Hanya saja, jangan pula ketika berbeda pendapat menjadikan kawan diskusi sebagai sasaran pukulan. Atau kemudian menjadi sebuah perang, hanya semata-mata mempertahankan pendapat.
Pada tahun 40 Hijriah, khalifah saat itu, Ali bin Abu Thalib ra dibunuh oleh rakyatnya sendiri. Muhammad bin Muljam, atau dikenal Ibnu Muljam membunuh khalifah yang sementara sujud dalam salat.
Pedang yang digunakan Ibnu Muljam untuk menebas punggung khalifah Ali bin Abu Thalib telah dilumuri racun. Dengan luka yang parah, itu pulalah yang mengantar Ali menemui ajal.

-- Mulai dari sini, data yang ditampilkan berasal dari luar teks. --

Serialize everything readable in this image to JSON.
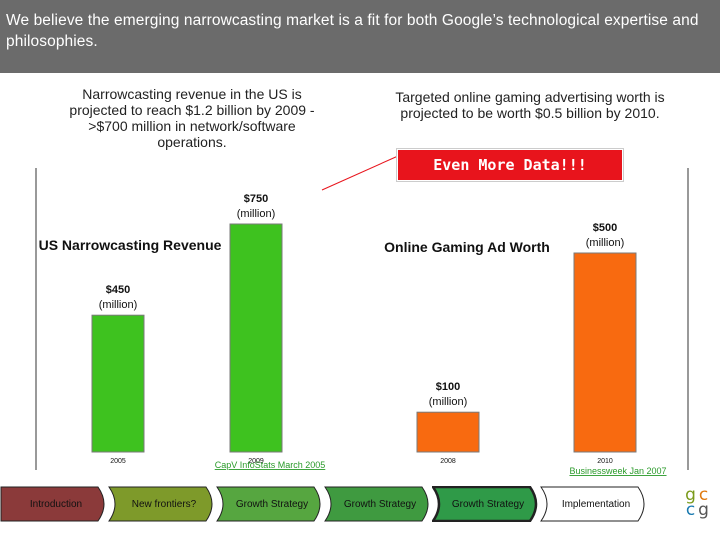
{
  "header": {
    "text": "We believe the emerging narrowcasting market is a fit for both Google’s technological expertise and philosophies."
  },
  "notes": {
    "left": "Narrowcasting revenue in the US is projected to reach $1.2 billion by 2009 - >$700 million in network/software operations.",
    "right": "Targeted online gaming advertising worth is projected to be worth $0.5 billion by 2010."
  },
  "callout": {
    "text": "Even More Data!!!",
    "color": "#e8141c"
  },
  "chart_data": [
    {
      "type": "bar",
      "title": "US Narrowcasting Revenue",
      "categories": [
        "2005",
        "2009"
      ],
      "values": [
        450,
        750
      ],
      "data_labels": [
        "$450\n(million)",
        "$750\n(million)"
      ],
      "ylim": [
        0,
        800
      ],
      "bar_color": "#3ec21f",
      "source": "CapV InfoStats March 2005"
    },
    {
      "type": "bar",
      "title": "Online Gaming Ad Worth",
      "categories": [
        "2008",
        "2010"
      ],
      "values": [
        100,
        500
      ],
      "data_labels": [
        "$100\n(million)",
        "$500\n(million)"
      ],
      "ylim": [
        0,
        700
      ],
      "bar_color": "#f86a10",
      "source": "Businessweek Jan 2007"
    }
  ],
  "nav": {
    "items": [
      {
        "label": "Introduction",
        "color": "#8b3a3a"
      },
      {
        "label": "New frontiers?",
        "color": "#7e9a2a"
      },
      {
        "label": "Growth Strategy",
        "color": "#56a640"
      },
      {
        "label": "Growth Strategy",
        "color": "#3f9a40"
      },
      {
        "label": "Growth Strategy",
        "color": "#2f9a48"
      },
      {
        "label": "Implementation",
        "color": "#ffffff"
      }
    ]
  },
  "logo": {
    "letters": [
      "g",
      "c",
      "c",
      "g"
    ],
    "colors": [
      "#7a9a1a",
      "#e07a10",
      "#1a7ab0",
      "#555555"
    ]
  }
}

Sebelum itu, tiga orang diantaranya menyatakan diri khawarij (keluar). Dimana mereka tidak mengakui kepemimpinan Ali, dan juga kelompok yang kontra dengannya.
Mereka kemudian berpendapat bahwa hanya hukum Allah yang boleh diterima. Selainnya, tidak bisa dijadikan hukum.
Ibnu Muljam salah satu dari kalangan Khawarij ini menerima pandangan bahwa kepemimpinan Ali bin Abu Thalib telah kafir, khianat, dan tidak dapat diterima lagi.
Kitab Al-Bidayah wa Al-Nihayah memaparkan bahwa masa itu adalah bulan ramadan. Dimana rakyat Irak, pusat pemerintahan khalifah saat itu, mereka tidak semuanya mendukung Ali. Begitu pula masyarakat Syam berpendapat bahwa mereka hanya mengakui kepemimpinan Muawiyah.
Setelah perang Shiffin, kemudian Ali setuju adanya arbitrase terhadap suasana yang terjadi. Hanya, saya sebelum masalah diselesaikan. Kelompok yang menamakan diri khawarij tadi melakukan pembunuhan dan diantara tiga target hanya Ali yang terbunuh.
Kembali ke masa kini, 11 April 2022 menjadi peristiwa yang perlu dicatat. Berbeda pendapat bukanlah perbuatan terlarang.